Milestones are critical steps that must occur to complete a task, providing rich intermediate and final execution signals.
Minefields are events that must not occur, used to test scenarios where a task becomes unsolvable with the given tools.

Experimental Results

ToolSandbox was tested comprehensively, highlighting several insights:

Open Source versus Proprietary Models:

There is a substantial performance gap between proprietary models like GPT-4o and open-source models such as Hermes-2-Pro. Proprietary models consistently score higher in various categories, including state dependency and canonicalization.

State Dependency and Efficiency:

Larger models like GPT-4 and Claude-3-Opus demonstrated susceptibility to erroneous parallel tool calls in state-dependent scenarios, thereby affecting their efficiency.

Canonicalization Challenges:

Time-related arguments and ambiguous entities present significant challenges across models.

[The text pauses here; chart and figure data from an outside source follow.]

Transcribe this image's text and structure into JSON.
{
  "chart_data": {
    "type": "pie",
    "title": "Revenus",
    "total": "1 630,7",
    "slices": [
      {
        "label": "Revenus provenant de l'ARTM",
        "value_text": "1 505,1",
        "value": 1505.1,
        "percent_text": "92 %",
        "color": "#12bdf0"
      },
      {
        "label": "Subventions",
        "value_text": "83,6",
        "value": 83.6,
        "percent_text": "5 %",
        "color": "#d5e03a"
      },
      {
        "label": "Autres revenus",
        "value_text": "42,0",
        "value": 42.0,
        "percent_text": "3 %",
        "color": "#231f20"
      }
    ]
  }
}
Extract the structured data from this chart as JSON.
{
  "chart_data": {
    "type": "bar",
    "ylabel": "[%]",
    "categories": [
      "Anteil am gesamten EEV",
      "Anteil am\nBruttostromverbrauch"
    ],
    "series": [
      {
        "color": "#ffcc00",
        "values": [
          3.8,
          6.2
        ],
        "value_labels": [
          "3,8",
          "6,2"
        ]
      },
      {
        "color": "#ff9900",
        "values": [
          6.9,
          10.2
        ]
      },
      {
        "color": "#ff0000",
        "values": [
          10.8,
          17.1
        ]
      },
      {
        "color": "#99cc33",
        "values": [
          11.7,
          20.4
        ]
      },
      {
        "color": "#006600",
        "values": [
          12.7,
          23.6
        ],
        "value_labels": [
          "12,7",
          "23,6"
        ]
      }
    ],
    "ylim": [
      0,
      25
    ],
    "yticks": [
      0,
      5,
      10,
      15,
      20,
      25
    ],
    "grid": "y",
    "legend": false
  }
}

Misinterpretations and hallucinations of timestamps were noted as common issues.

Insufficient Information:

This category effectively tested the model's ability to identify when a task is unsolvable and avoid hallucination, a scenario where top-performing models like GPT-3.5-Turbo and GPT-4 still struggled.

Implications and Future Work

Practical Implications

ToolSandbox provides a robust framework for evaluating LLM tool-use capabilities, moving beyond static, single-turn evaluations to dynamic, multi-turn, and interactive scenarios. This makes it a valuable tool for developing more capable and versatile LLM-based agents.

Theoretical Implications

The introduction of stateful and state-dependent tools, realistic user simulation, and flexible evaluation metrics marks a significant step forward in understanding the intricacies of LLM-driven task completion.

Speculations on Future Developments

The limitations acknowledged in the paper open avenues for future work, including automated milestone annotation, enhanced user simulators with expanded tool sets, and orchestration-level solutions for mandatory confirmations. Additionally, incorporating tools that can spawn daemon processes presents an interesting problem for both orchestration and model design.

Conclusion

ToolSandbox offers a sophisticated and nuanced framework to evaluate the emerging capabilities of LLMs in tool-use scenarios. By addressing state dependency, conversational nuances, and interactive scenarios, it paves the way for more advanced applications of LLMs as autonomous agents. Future work inspired by this benchmark could further enhance the landscape of tool-assisted LLM research, driving improvements in both theoretical and practical domains.